Using a 3-component Scanning Laser Vibrometer (SLDV), the wave propagation along the structure can be measured and visualised. One can clearly see how the parasitic beams exhibit a strong amplification of their vibration when the wave passes along the host beam. The next step is to attach piezo patches to the small beams and harvest energy!
Choosing the mechanical metamaterial design
There are two significant design targets for vibration energy harvesting (VEH) systems:
(a) to increase the harvested power at resonance and (b) to increase the off-resonance harvested power, i.e., to broaden the harvesting bandwidth. From the mechanical side, we chose to utilise the rainbow trapping effect to enhance both of these targets. By gradually increasing the length of the parasitic beams along the host beam, the structure acts as a spatial frequency filter on the propagating wave whilst simultaneously slowing down the group velocity of the traveling wave.
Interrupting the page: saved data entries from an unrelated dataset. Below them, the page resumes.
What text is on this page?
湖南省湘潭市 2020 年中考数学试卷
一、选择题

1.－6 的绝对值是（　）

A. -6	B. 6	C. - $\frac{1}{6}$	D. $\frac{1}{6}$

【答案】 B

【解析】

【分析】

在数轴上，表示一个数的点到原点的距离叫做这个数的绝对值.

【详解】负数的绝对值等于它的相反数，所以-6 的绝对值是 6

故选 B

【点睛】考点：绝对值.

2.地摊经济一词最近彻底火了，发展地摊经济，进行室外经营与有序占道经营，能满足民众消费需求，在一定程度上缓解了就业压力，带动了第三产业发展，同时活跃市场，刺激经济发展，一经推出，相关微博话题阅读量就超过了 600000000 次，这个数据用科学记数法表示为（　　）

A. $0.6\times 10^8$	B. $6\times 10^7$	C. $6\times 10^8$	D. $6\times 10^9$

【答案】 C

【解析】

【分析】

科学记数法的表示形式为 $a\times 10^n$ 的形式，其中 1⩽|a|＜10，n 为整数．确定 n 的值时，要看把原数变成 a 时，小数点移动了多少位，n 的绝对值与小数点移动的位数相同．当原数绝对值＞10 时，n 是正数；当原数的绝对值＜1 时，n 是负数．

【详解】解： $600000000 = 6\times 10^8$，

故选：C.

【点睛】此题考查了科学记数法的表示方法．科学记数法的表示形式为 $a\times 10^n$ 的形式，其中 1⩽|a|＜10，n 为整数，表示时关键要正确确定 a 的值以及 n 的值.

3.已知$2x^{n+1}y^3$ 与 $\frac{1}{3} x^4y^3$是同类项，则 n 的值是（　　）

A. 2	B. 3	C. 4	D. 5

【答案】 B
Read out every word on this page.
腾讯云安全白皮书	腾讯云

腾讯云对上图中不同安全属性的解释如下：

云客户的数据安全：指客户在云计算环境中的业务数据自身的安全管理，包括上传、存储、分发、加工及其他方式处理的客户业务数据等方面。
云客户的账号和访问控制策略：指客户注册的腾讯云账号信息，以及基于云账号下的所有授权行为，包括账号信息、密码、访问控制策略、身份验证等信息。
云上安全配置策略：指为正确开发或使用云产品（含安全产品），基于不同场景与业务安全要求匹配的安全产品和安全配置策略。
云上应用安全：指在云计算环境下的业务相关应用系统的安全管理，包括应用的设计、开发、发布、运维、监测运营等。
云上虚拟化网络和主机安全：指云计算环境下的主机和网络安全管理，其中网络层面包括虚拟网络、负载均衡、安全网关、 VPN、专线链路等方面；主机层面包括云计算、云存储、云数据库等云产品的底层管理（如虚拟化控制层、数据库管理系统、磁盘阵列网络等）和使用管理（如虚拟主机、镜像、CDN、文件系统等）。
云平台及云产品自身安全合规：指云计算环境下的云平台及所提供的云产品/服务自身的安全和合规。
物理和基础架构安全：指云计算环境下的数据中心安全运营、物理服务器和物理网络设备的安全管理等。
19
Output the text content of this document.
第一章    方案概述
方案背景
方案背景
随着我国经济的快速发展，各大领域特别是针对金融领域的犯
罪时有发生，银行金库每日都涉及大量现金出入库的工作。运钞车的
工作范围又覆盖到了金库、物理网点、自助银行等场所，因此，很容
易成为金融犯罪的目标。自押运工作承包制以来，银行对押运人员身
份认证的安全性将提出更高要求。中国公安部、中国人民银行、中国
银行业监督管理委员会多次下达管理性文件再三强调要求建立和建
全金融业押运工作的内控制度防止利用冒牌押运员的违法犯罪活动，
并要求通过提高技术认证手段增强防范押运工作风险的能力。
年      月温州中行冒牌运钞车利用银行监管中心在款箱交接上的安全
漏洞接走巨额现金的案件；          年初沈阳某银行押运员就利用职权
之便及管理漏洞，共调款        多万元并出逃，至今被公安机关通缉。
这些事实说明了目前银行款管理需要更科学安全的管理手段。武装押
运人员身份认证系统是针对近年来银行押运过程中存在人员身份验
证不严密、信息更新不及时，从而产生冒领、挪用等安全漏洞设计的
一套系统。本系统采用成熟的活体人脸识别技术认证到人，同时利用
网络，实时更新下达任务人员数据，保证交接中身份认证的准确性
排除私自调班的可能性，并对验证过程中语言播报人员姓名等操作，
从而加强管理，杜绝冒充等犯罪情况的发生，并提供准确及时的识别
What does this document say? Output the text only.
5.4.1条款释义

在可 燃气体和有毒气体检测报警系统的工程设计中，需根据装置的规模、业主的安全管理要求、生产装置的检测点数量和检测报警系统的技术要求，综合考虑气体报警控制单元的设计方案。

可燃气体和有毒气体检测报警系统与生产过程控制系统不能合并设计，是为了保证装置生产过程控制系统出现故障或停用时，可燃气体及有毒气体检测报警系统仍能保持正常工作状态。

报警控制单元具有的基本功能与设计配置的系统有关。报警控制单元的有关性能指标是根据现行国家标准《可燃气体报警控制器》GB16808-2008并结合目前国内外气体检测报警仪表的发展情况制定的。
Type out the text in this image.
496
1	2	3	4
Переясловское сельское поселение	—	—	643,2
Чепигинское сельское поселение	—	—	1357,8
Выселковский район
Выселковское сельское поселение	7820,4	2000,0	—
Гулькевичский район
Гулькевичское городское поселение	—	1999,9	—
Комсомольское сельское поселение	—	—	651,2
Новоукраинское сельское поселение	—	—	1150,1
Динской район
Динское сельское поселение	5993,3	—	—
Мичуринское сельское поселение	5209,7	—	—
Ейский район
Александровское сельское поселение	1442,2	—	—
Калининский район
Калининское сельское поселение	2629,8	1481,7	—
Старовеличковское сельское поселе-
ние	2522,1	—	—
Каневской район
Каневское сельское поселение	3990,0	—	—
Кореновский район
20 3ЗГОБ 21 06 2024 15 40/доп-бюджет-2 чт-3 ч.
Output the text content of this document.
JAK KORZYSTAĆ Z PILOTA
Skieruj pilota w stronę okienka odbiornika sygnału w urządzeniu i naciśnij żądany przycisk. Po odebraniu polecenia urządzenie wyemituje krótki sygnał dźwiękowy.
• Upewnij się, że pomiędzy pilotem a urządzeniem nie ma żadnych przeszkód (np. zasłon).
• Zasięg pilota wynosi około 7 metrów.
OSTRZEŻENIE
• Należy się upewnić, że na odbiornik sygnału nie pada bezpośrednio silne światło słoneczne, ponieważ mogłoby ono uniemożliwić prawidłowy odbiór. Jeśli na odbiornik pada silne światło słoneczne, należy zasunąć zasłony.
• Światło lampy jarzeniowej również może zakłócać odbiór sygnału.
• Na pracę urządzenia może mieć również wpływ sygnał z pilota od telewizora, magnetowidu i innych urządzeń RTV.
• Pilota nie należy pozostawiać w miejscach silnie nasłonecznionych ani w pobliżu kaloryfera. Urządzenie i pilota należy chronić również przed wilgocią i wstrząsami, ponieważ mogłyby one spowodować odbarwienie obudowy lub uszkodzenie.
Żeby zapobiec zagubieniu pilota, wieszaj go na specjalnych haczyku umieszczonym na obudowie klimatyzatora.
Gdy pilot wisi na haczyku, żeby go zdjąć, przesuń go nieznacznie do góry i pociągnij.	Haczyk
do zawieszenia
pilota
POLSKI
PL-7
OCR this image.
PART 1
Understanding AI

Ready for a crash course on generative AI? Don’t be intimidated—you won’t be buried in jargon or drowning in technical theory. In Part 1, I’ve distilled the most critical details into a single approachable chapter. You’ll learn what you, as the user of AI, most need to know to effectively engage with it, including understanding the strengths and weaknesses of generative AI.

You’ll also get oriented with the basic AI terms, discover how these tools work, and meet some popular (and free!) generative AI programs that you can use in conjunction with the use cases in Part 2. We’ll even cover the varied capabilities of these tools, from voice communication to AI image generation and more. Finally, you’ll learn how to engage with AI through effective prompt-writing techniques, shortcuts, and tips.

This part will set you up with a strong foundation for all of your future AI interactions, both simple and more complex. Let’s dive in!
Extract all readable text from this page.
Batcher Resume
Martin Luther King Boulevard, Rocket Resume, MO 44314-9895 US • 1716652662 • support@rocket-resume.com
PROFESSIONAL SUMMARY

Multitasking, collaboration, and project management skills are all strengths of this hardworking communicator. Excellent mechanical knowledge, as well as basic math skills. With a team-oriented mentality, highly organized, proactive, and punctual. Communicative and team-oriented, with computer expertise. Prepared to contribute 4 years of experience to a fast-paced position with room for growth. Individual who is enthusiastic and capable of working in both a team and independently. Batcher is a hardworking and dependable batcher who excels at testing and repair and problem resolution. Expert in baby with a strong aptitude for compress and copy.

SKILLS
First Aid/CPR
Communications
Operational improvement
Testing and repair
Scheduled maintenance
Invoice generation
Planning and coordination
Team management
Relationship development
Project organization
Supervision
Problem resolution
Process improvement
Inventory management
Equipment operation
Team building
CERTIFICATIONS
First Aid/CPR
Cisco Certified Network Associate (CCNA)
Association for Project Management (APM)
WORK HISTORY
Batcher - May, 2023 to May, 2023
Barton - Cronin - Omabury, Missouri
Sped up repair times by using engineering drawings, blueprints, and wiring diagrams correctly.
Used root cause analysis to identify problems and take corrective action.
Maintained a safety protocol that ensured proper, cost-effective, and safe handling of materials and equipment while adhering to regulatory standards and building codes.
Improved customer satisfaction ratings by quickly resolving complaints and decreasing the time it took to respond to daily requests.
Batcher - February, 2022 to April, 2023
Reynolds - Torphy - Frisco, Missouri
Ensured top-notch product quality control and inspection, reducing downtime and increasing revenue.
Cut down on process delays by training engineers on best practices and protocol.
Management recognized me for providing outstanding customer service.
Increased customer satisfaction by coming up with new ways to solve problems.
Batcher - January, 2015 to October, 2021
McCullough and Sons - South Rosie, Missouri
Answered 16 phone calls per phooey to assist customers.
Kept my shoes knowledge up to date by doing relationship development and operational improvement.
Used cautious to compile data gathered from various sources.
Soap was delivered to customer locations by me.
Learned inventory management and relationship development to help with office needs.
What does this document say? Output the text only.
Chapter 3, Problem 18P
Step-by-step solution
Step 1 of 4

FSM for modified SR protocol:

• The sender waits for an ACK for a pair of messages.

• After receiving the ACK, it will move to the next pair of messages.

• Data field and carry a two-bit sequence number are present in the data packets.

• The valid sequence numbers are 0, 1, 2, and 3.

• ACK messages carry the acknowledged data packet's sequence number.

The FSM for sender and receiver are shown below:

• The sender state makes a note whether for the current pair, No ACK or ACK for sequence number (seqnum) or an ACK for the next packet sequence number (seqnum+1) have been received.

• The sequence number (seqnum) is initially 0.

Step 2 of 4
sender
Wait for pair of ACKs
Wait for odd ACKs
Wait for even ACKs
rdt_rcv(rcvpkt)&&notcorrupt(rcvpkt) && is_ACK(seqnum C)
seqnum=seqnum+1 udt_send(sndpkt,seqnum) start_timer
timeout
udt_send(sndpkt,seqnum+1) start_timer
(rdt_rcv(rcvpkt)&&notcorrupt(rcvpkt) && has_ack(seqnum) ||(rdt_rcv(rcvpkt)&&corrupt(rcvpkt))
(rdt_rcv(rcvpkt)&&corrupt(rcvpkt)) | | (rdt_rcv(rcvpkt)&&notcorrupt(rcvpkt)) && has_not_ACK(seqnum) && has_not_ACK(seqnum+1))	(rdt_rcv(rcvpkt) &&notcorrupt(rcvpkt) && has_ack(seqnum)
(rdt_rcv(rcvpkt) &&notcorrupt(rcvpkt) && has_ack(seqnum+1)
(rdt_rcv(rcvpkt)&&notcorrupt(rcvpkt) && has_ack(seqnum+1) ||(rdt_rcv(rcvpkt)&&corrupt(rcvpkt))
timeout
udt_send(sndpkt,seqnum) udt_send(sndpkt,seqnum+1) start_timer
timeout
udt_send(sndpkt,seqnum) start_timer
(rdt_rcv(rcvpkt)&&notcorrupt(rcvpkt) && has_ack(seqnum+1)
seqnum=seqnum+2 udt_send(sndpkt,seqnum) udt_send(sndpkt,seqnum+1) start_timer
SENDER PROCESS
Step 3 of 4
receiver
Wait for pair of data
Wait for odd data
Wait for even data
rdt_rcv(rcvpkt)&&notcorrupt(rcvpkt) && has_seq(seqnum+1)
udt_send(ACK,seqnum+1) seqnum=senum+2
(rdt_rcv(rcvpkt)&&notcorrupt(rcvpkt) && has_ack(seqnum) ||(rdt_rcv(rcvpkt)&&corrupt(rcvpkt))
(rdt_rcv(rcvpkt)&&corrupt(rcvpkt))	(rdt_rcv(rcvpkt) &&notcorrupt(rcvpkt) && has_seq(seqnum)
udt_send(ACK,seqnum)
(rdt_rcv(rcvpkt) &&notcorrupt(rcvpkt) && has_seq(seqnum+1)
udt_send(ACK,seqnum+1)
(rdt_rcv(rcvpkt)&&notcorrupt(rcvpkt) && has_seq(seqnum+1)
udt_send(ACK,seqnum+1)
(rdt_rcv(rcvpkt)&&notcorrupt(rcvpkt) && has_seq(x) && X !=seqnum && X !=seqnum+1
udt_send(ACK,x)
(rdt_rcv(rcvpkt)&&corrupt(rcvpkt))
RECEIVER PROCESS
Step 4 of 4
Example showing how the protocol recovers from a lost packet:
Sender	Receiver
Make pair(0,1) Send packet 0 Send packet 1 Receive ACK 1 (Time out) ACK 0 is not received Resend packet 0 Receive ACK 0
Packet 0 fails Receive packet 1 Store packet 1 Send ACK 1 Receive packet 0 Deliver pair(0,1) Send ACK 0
This enables the local resonant parasitic beams more interaction time with the slow traveling wave inside the graded metamaterial. Therefore, a higher vibration amplitude of the parasitic beams can be achieved, which guarantees the high energy harvesting capability. On the other hand, compared with the non-graded metamaterial-based energy harvesters, the effective energy harvesting bandwidth can also be increased due to the spatial frequency separation.